Here's the log on node 2:

2023-05-16T02:54:21.027280Z   248 Connect   sbtest@192.168.0.132 on sbtest using TCP/IP
2023-05-16T02:54:21.028118Z   248 Prepare   CREATE TABLE sample_table(id INT NOT NULL auto_increment PRIMARY KEY, value VARCHAR(42) DEFAULT NULL)
2023-05-16T02:54:21.028332Z   248 Execute   CREATE TABLE sample_table(id INT NOT NULL auto_increment PRIMARY KEY, value VARCHAR(42) DEFAULT NULL)

Here's the log on node3:

2023-05-16T02:54:21.064870Z   268 Prepare   SELECT * FROM sample_table
2023-05-16T02:54:21.065084Z   268 Execute   SELECT * FROM sample_table

The workaround so far is to explicitly specify the columns you would like to SELECT from the table but perhaps it would be more resilient to invalidate the prepared statement in the cache and reprepare it before it's executed on the server.

renecannao commented 1 year ago

Hi @jaimesicam .

Unfortunately the real issue is your sample application. If has at least 4 issues , but only one is relevant for SQLException . I might assume that the first 3 issues are due the fact that you wanted to simplify the test case, but issue 4 is the real problem.

  1. SELECT * is an anti-pattern. As you said it yourself , one should "explicitly specify the columns you would like to SELECT from the table";
  2. prepared statements are meant to separate SQL code from its data . You should never prepare this: INSERT INTO sample_table(value) VALUES('1'),('2'),('3');
  3. prepared statements are meant to provide efficiency, compiling the SQL code only once and executing it multiple time. Your function executeQuery() goes absolutely against this principle, recompiling the SQL code for each query. This is a terrible idea, and make prepared statement not just useless but also very inefficient. Your code will be more efficient if you run text queries instead of prepared statements. ProxySQL transparently fixes applications doing this, reducing by 66% the number of commands sent by bad application;
  4. (the real issue) your sample application is running the ALTER TABLE when there is no prepared statement prepared against the same time. This is partly the result of my previous point number 3 , but also due the fact that your sample application is the only application running queries on that table. If another connection run ALTER TABLE , your sample code will fail too. In other words, if an ALTER TABLE run (for example in another connection) in between COM_PREPARE and COM_EXECUTE , your sample code will fail also if connecting directly to MySQL server.

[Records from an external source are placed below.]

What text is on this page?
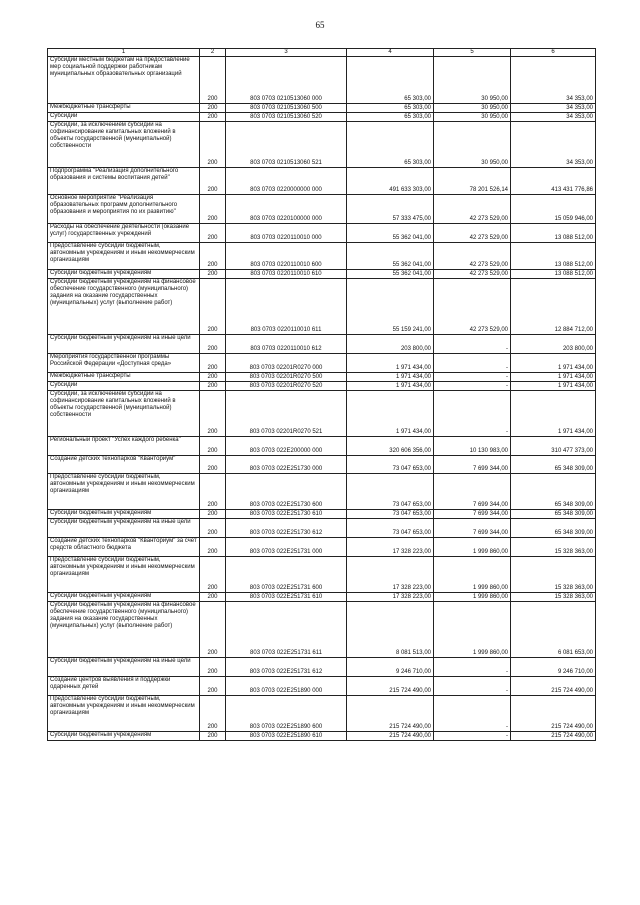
65
1	2	3	4	5	6
Субсидии местным бюджетам на предоставление мер социальной поддержки работникам муниципальных образовательных организаций	200	803 0703 0210513060 000	65 303,00	30 950,00	34 353,00
Межбюджетные трансферты	200	803 0703 0210513060 500	65 303,00	30 950,00	34 353,00
Субсидии	200	803 0703 0210513060 520	65 303,00	30 950,00	34 353,00
Субсидии, за исключением субсидий на софинансирование капитальных вложений в объекты государственной (муниципальной) собственности	200	803 0703 0210513060 521	65 303,00	30 950,00	34 353,00
Подпрограмма "Реализация дополнительного образования и системы воспитания детей"	200	803 0703 0220000000 000	491 633 303,00	78 201 526,14	413 431 776,86
Основное мероприятие "Реализация образовательных программ дополнительного образования и мероприятия по их развитию"	200	803 0703 0220100000 000	57 333 475,00	42 273 529,00	15 059 946,00
Расходы на обеспечение деятельности (оказание услуг) государственных учреждений	200	803 0703 0220110010 000	55 362 041,00	42 273 529,00	13 088 512,00
Предоставление субсидий бюджетным, автономным учреждениям и иным некоммерческим организациям	200	803 0703 0220110010 600	55 362 041,00	42 273 529,00	13 088 512,00
Субсидии бюджетным учреждениям	200	803 0703 0220110010 610	55 362 041,00	42 273 529,00	13 088 512,00
Субсидии бюджетным учреждениям на финансовое обеспечение государственного (муниципального) задания на оказание государственных (муниципальных) услуг (выполнение работ)	200	803 0703 0220110010 611	55 159 241,00	42 273 529,00	12 884 712,00
Субсидии бюджетным учреждениям на иные цели	200	803 0703 0220110010 612	203 800,00	-	203 800,00
Мероприятия государственной программы Российской Федерации «Доступная среда»	200	803 0703 02201R0270 000	1 971 434,00	-	1 971 434,00
Межбюджетные трансферты	200	803 0703 02201R0270 500	1 971 434,00	-	1 971 434,00
Субсидии	200	803 0703 02201R0270 520	1 971 434,00	-	1 971 434,00
Субсидии, за исключением субсидий на софинансирование капитальных вложений в объекты государственной (муниципальной) собственности	200	803 0703 02201R0270 521	1 971 434,00	-	1 971 434,00
Региональный проект "Успех каждого ребенка"	200	803 0703 022E200000 000	320 606 356,00	10 130 983,00	310 477 373,00
Создание детских технопарков "Кванториум"	200	803 0703 022E251730 000	73 047 653,00	7 699 344,00	65 348 309,00
Предоставление субсидий бюджетным, автономным учреждениям и иным некоммерческим организациям	200	803 0703 022E251730 600	73 047 653,00	7 699 344,00	65 348 309,00
Субсидии бюджетным учреждениям	200	803 0703 022E251730 610	73 047 653,00	7 699 344,00	65 348 309,00
Субсидии бюджетным учреждениям на иные цели	200	803 0703 022E251730 612	73 047 653,00	7 699 344,00	65 348 309,00
Создание детских технопарков "Кванториум" за счет средств областного бюджета	200	803 0703 022E251731 000	17 328 223,00	1 999 860,00	15 328 363,00
Предоставление субсидий бюджетным, автономным учреждениям и иным некоммерческим организациям	200	803 0703 022E251731 600	17 328 223,00	1 999 860,00	15 328 363,00
Субсидии бюджетным учреждениям	200	803 0703 022E251731 610	17 328 223,00	1 999 860,00	15 328 363,00
Субсидии бюджетным учреждениям на финансовое обеспечение государственного (муниципального) задания на оказание государственных (муниципальных) услуг (выполнение работ)	200	803 0703 022E251731 611	8 081 513,00	1 999 860,00	6 081 653,00
Субсидии бюджетным учреждениям на иные цели	200	803 0703 022E251731 612	9 246 710,00	-	9 246 710,00
Создание центров выявления и поддержки одаренных детей	200	803 0703 022E251890 000	215 724 490,00	-	215 724 490,00
Предоставление субсидий бюджетным, автономным учреждениям и иным некоммерческим организациям	200	803 0703 022E251890 600	215 724 490,00	-	215 724 490,00
Субсидии бюджетным учреждениям	200	803 0703 022E251890 610	215 724 490,00	-	215 724 490,00
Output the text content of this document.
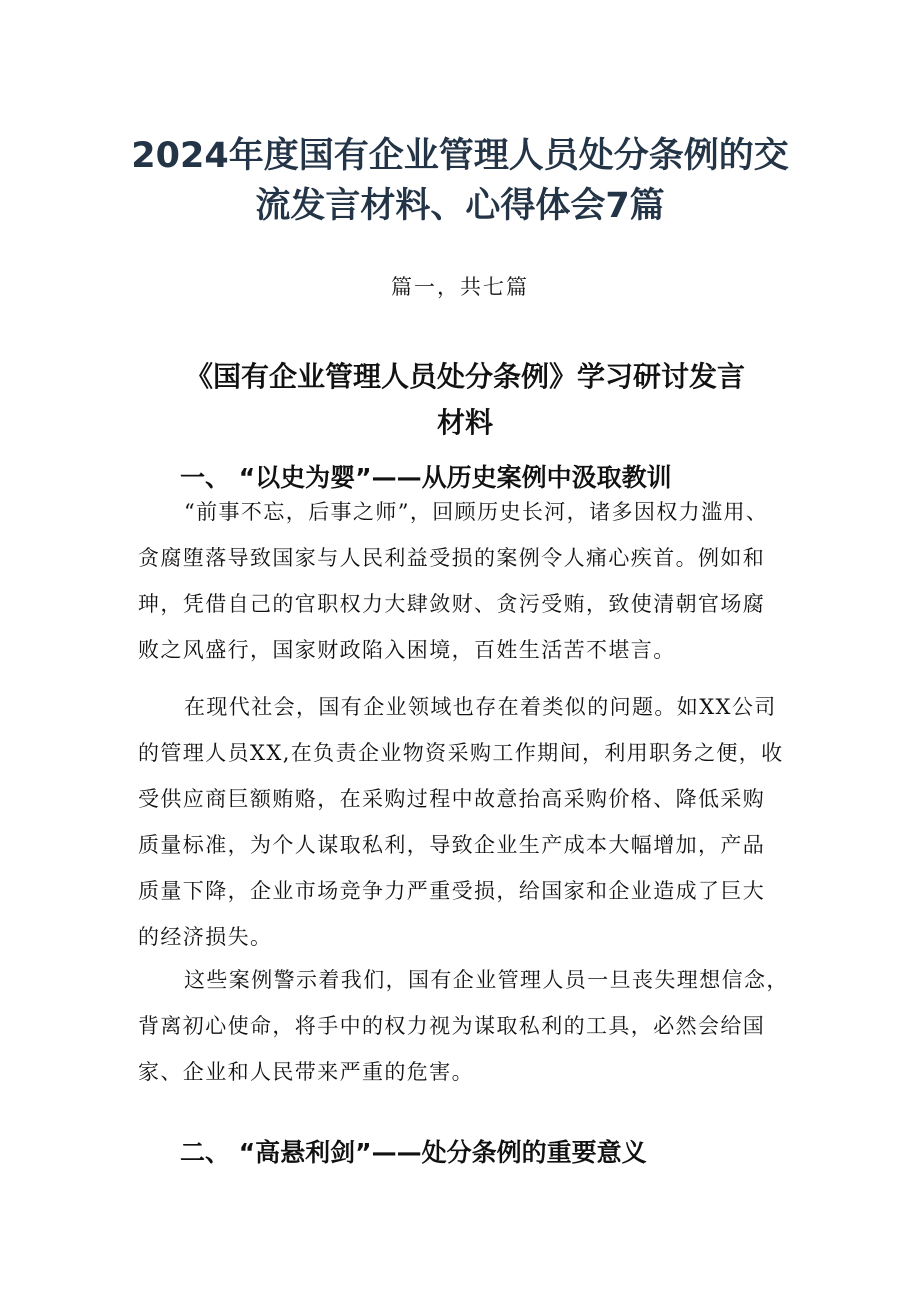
2024年度国有企业管理人员处分条例的交
流发言材料、心得体会7篇
篇一，共七篇
《国有企业管理人员处分条例》学习研讨发言
材料
一、 “以史为婴”——从历史案例中汲取教训
“前事不忘，后事之师”，回顾历史长河，诸多因权力滥用、
贪腐堕落导致国家与人民利益受损的案例令人痛心疾首。例如和
珅，凭借自己的官职权力大肆敛财、贪污受贿，致使清朝官场腐
败之风盛行，国家财政陷入困境，百姓生活苦不堪言。
在现代社会，国有企业领域也存在着类似的问题。如XX公司
的管理人员XX,在负责企业物资采购工作期间，利用职务之便，收
受供应商巨额贿赂，在采购过程中故意抬高采购价格、降低采购
质量标准，为个人谋取私利，导致企业生产成本大幅增加，产品
质量下降，企业市场竞争力严重受损，给国家和企业造成了巨大
的经济损失。
这些案例警示着我们，国有企业管理人员一旦丧失理想信念，
背离初心使命，将手中的权力视为谋取私利的工具，必然会给国
家、企业和人民带来严重的危害。
二、 “高悬利剑”——处分条例的重要意义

Here your test2.c slightly modified to trigger the same exception:

#include <stdlib.h>
#include <iostream>
#include "mysql_connection.h"

#include <cppconn/driver.h>
#include <cppconn/exception.h>
#include <cppconn/resultset.h>
#include <cppconn/prepared_statement.h>
#include <string>

using namespace std;

void executeQuery(sql::Connection* con, const std::string& query, bool alter=false)
{
  cout << "Query: " << query << endl;
  sql::PreparedStatement *pStmt;
  pStmt = con->prepareStatement(query);
  if (alter) // let's pretend that another connection is altering the table between our PREPARE and EXECUTE
    executeQuery(con, "ALTER TABLE sample_table ADD COLUMN new_col INT NOT NULL");
  pStmt->execute();
  pStmt->close();
  delete pStmt;
}
int main(void)
{
  try {
    sql::Driver *driver;
    sql::Connection *con;

    driver = get_driver_instance();
    con = driver->connect("tcp://127.0.0.1:3306", "sbtest", "sbtest");
    con->setSchema("sbtest");

    executeQuery(con, "DROP TABLE IF EXISTS sample_table");
    executeQuery(con, "CREATE TABLE sample_table(id INT NOT NULL auto_increment PRIMARY KEY, value VARCHAR(42) DEFAULT NULL)");
    executeQuery(con, "INSERT INTO sample_table(value) VALUES('1'),('2'),('3')");
    executeQuery(con, "SELECT * FROM sample_table");
    executeQuery(con, "SELECT * FROM sample_table LIMIT 1");
    //executeQuery(con, "ALTER TABLE sample_table ADD COLUMN new_col INT NOT NULL");
    executeQuery(con, "SELECT * FROM sample_table",true);
    executeQuery(con, "SELECT * FROM sample_table LIMIT 1");
    delete con;
  } catch (sql::SQLException &e) {
    cout << "# ERR: SQLException in " << __FILE__;
    cout << "# ERR: " << e.what();
    cout << " (MySQL error code: " << e.getErrorCode();
    cout << ", SQLState: " << e.getSQLState() << " )" << endl;
  }

  cout << endl;

  return EXIT_SUCCESS;
}

For reference, here the diff:

@@ -10,11 +10,13 @@

 using namespace std;

-void executeQuery(sql::Connection* con, const std::string& query)
+void executeQuery(sql::Connection* con, const std::string& query, bool alter=false)
 {
   cout << "Query: " << query << endl;
   sql::PreparedStatement *pStmt;
   pStmt = con->prepareStatement(query);
+  if (alter) // let's pretend that another connection is altering the table between our PREPARE and EXECUTE
+    executeQuery(con, "ALTER TABLE sample_table ADD COLUMN new_col INT NOT NULL");
   pStmt->execute();
   pStmt->close();
   delete pStmt;
@@ -34,8 +36,8 @@
     executeQuery(con, "INSERT INTO sample_table(value) VALUES('1'),('2'),('3')");
     executeQuery(con, "SELECT * FROM sample_table");
     executeQuery(con, "SELECT * FROM sample_table LIMIT 1");
-    executeQuery(con, "ALTER TABLE sample_table ADD COLUMN new_col INT NOT NULL");
-    executeQuery(con, "SELECT * FROM sample_table");
+    //executeQuery(con, "ALTER TABLE sample_table ADD COLUMN new_col INT NOT NULL");
+    executeQuery(con, "SELECT * FROM sample_table",true);
     executeQuery(con, "SELECT * FROM sample_table LIMIT 1");
     delete con;
   } catch (sql::SQLException &e) {